À la fin de sa présentation, très troublé devant toute la classe, mon élève s'est mis à bafouiller, tout rouge : "Je pense que si j'avais été l'un d'eux, j'aurais fait la même chose". Dans ce moment horrible, et bouleversant, il a montré qu'il avait pensé, qu'il s'était questionné, qu'il s'était demandé : "Mais qu'aurais-je fait ?". Il s'était posé à lui même un problème, comme on se le pose très rarement à soi-même. Car une provocation comme celle à laquelle il s'est confronté lui-même est intolérable. En général, nous passons notre vie à éviter de nous poser à nous-même ce genre de problème. Mais penser devrait se faire à ce niveau du rapport à soi-même. Découvrir les problèmes que pose notre responsabilité face à notre condition d'homme, telle est la moralité. Dans ce moment où ce garçon avait pensé, il avait été éminemment moral. Il avait eu le courage d'affronter le mépris possible des autres et de lui-même. Et, nous, le reste de la classe, nous avons pensé grâce à lui.

Je suis convaincue que nous avons une responsabilité, en tant que professeur de philosophie, de faire penser à ce niveau là. Je suis consciente de la difficulté et de la rareté. Mais, avec H Arendt, je pense que : "C'est dans le vide de la pensée que s'inscrit le mal."2.

Ce que je voudrais partager ici n'est pas tant une réflexion sur la responsabilité de penser qu'une tentative de décrire et d'analyser comment permettre la découverte du problème en classe. Je voudrais proposer une réflexion sur ce moment et les conditions de l'émergence de la problématisation en classe.

Pour moi, "problématiser" est avant tout découvrir ou construire un problème, ou se poser à soi-même un problème.

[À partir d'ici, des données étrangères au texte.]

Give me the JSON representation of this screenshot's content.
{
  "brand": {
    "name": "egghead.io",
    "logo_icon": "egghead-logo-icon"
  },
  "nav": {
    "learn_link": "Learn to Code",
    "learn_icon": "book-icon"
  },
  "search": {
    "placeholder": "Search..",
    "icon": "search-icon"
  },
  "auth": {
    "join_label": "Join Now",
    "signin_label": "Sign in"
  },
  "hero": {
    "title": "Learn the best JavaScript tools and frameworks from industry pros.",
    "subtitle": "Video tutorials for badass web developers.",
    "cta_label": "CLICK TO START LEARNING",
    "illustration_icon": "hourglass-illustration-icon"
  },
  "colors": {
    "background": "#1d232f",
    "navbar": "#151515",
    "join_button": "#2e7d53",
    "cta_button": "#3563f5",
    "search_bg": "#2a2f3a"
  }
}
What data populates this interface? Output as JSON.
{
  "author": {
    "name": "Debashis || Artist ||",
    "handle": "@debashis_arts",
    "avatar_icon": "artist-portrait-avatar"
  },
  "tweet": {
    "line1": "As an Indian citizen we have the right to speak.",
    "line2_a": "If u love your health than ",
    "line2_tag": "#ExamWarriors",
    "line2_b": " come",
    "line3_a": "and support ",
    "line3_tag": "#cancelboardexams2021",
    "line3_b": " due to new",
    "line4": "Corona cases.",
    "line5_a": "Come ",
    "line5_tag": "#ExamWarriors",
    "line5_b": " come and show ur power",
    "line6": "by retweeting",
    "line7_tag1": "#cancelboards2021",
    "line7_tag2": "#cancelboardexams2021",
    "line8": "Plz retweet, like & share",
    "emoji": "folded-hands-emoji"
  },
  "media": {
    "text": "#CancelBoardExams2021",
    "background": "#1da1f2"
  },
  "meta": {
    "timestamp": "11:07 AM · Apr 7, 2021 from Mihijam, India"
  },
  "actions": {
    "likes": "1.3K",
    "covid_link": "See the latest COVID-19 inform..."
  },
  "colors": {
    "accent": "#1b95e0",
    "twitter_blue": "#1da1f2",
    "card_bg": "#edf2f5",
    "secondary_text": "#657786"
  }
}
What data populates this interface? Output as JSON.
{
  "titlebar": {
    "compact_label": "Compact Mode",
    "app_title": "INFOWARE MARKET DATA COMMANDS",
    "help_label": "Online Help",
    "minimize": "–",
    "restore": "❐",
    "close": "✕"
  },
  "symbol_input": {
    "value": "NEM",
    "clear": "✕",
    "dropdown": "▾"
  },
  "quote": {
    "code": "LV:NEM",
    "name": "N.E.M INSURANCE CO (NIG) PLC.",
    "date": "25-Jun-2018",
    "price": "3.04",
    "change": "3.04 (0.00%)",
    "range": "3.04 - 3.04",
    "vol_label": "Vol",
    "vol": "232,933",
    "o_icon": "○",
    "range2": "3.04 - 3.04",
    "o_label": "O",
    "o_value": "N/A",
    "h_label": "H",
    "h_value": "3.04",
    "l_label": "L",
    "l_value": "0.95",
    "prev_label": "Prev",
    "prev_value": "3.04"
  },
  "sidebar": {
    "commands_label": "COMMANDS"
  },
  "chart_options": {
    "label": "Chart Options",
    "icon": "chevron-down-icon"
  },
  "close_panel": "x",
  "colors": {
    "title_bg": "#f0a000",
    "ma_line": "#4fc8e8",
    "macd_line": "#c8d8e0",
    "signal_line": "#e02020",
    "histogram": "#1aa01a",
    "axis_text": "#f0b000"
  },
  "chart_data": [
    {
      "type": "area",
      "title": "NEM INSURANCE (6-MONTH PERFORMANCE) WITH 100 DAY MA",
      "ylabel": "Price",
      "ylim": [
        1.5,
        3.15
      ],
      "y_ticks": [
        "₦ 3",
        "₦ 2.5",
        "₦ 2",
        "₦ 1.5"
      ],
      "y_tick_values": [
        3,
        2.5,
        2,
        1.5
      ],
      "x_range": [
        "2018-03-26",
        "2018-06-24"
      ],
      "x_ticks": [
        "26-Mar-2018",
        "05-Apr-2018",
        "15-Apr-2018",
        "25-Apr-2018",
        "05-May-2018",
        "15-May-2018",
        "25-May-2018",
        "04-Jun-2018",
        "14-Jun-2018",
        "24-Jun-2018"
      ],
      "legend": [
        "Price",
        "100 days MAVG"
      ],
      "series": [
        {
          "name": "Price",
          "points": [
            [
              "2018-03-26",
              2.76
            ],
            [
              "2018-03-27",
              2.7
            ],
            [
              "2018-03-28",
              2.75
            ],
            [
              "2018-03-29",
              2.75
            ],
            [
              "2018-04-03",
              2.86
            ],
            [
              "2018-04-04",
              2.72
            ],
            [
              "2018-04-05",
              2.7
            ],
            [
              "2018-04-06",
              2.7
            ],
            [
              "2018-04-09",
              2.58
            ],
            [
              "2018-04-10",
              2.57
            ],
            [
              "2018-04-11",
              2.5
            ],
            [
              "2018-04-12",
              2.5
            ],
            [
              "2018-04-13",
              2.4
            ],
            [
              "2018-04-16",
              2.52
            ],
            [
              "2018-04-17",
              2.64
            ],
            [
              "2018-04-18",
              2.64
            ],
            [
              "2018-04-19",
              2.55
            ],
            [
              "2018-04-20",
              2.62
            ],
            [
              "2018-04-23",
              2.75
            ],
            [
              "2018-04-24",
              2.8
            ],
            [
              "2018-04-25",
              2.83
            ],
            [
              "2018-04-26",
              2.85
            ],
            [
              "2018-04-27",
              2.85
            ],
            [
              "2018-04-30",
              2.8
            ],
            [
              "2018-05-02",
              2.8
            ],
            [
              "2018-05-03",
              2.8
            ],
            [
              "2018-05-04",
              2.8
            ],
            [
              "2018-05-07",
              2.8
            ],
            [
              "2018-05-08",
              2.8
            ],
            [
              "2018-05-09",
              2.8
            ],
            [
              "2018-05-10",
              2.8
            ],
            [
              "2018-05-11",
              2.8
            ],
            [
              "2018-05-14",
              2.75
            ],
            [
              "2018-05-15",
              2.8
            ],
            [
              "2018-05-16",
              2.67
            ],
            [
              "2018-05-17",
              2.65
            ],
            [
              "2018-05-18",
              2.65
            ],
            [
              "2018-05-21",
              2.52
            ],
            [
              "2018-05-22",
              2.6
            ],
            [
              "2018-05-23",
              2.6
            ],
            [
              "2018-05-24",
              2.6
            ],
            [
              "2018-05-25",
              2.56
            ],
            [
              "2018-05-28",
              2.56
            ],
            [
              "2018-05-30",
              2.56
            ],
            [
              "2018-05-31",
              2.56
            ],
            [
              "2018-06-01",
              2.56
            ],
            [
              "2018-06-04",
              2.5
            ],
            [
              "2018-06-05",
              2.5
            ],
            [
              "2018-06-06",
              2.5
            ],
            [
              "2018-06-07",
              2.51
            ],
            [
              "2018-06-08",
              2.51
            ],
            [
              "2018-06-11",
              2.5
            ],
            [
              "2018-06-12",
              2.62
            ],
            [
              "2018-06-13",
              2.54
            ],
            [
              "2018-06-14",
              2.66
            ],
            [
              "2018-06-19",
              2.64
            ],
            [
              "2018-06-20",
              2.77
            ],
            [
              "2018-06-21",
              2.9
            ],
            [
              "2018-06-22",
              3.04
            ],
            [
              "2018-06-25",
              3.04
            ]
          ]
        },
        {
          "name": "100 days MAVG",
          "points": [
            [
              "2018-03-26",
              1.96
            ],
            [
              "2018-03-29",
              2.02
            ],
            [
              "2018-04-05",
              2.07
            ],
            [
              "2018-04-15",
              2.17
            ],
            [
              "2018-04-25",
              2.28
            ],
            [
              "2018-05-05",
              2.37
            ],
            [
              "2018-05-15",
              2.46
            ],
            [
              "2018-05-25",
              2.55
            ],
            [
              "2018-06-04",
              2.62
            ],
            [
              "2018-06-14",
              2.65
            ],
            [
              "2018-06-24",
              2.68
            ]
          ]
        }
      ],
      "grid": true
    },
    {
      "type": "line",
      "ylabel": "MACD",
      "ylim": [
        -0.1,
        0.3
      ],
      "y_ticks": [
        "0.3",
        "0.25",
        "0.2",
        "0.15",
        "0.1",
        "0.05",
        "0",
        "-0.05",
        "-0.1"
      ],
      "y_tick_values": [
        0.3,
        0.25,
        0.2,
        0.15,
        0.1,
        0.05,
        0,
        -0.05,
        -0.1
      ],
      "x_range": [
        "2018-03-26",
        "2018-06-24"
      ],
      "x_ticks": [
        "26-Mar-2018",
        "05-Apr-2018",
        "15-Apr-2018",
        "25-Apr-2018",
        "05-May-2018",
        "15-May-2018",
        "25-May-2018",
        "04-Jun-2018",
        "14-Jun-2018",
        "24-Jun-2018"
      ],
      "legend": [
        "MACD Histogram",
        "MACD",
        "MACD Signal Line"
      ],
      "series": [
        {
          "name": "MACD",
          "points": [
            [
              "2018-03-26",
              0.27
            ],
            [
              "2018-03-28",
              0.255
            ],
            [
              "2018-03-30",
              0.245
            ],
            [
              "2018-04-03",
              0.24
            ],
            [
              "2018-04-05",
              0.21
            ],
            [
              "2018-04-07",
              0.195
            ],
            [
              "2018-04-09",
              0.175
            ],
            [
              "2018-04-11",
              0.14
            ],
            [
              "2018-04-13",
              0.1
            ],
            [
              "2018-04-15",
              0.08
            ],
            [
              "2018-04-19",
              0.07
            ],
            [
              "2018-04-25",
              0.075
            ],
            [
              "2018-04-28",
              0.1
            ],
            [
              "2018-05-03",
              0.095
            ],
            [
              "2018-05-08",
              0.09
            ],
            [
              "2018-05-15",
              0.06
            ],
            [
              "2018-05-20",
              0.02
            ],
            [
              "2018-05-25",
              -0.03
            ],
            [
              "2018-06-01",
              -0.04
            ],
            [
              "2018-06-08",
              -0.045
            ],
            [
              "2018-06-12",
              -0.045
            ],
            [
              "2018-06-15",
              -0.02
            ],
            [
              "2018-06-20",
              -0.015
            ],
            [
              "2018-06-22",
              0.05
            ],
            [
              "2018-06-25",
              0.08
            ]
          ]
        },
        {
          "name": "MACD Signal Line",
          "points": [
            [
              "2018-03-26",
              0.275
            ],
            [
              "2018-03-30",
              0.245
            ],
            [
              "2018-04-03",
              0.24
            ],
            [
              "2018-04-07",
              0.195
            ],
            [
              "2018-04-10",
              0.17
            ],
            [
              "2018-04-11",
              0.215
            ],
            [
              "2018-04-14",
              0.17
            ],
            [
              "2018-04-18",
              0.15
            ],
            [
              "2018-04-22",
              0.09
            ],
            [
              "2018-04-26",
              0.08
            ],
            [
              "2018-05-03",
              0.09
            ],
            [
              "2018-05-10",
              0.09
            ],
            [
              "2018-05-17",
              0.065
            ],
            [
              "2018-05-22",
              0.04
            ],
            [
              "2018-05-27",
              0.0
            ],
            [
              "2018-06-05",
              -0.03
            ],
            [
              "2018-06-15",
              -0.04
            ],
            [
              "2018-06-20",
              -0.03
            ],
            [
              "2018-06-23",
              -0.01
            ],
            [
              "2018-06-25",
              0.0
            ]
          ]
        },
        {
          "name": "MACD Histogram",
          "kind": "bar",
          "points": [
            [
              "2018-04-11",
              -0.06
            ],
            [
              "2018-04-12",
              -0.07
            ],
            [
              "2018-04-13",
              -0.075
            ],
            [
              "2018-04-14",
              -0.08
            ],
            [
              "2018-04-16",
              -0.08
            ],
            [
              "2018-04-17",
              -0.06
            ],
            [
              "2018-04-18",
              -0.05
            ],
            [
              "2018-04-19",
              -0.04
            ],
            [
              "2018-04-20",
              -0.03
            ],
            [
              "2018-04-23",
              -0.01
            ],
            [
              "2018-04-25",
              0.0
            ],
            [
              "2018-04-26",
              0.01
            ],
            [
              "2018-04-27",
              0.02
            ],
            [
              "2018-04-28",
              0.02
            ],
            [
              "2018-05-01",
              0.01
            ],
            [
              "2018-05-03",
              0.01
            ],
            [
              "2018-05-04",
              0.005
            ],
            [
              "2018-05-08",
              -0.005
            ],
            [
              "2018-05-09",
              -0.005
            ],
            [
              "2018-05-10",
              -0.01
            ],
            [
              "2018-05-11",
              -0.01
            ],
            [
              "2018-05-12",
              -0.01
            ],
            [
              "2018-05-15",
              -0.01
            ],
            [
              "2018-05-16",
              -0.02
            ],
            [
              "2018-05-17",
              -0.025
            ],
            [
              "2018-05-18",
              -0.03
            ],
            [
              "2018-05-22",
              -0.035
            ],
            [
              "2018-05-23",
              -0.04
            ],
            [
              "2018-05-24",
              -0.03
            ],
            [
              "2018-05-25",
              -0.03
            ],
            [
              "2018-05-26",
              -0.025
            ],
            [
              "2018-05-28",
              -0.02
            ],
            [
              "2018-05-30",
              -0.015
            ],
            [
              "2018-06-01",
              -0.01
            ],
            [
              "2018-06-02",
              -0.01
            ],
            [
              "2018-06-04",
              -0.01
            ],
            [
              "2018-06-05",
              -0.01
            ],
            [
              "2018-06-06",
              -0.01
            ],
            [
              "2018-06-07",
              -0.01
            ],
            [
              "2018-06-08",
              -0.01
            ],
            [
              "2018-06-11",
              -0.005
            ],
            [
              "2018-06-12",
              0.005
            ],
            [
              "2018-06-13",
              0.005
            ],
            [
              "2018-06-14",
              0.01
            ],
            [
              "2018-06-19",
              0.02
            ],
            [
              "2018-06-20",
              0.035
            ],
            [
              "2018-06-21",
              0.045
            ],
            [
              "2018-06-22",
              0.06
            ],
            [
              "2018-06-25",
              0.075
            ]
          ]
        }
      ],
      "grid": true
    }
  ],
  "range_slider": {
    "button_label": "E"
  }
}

Or, en analysant ce qui est arrivé dans cette classe, je pose que le problème :

  • nait dans la subjectivité, dans un rapport profond à soi-même. Le problème parle à la première personne ;
  • éclot dans une intensité émotionnelle qui est assez éloignée de toute rationalité. Elle est pré-rationnelle ;
  • est une expérience incarnée et solitaire ;
  • s'exprime au départ dans une parole ardue et confuse, car la traduction en mots est un travail lent et laborieux de transformation d'une expérience en rationalité partageable. L'importance du passage du surgissement confus au langage peut être nommée la verbalisation.

Pour construire une didactique de la problématisation, je fais ici trois hypothèses pragmatiques fondées sur mon expérience d'enseignante et de formatrice :

  • Les élèves peuvent découvrir des problèmes par eux-mêmes. Parfois, un élève en découvre tout seul. Mais nous pouvons les aider et les accompagner3.
  • Les professeurs peuvent construire des situations permettant que cela ait lieu. Ces situations ont une dimension didactique (comment créer un support ou une stratégie pour que cela advienne ?) et une dimension de gestion de groupe (comment faire que la classe accueille ce genre de découverte et que le professeur lui donne le temps de naître et d'être exploitée ?).
  • Le problème ne nait pas dans une forme rationnelle, mais il devient plus rationnel en s'exprimant. D'où l'importance du passage du surgissement confus au langage. En quoi consiste ce travail ?

Dès lors, au départ, le problème est subjectif, émotif, concret ce qui ne semble pas philosophique au sens traditionnel du terme. Mais pour moi, problématiser est une des activités les plus importantes de la philosophie, c'est une habitude à acquérir, une compétence à développer. C'est ce qu'Aristote appelle une vertu intellectuelle, une bonne habitude.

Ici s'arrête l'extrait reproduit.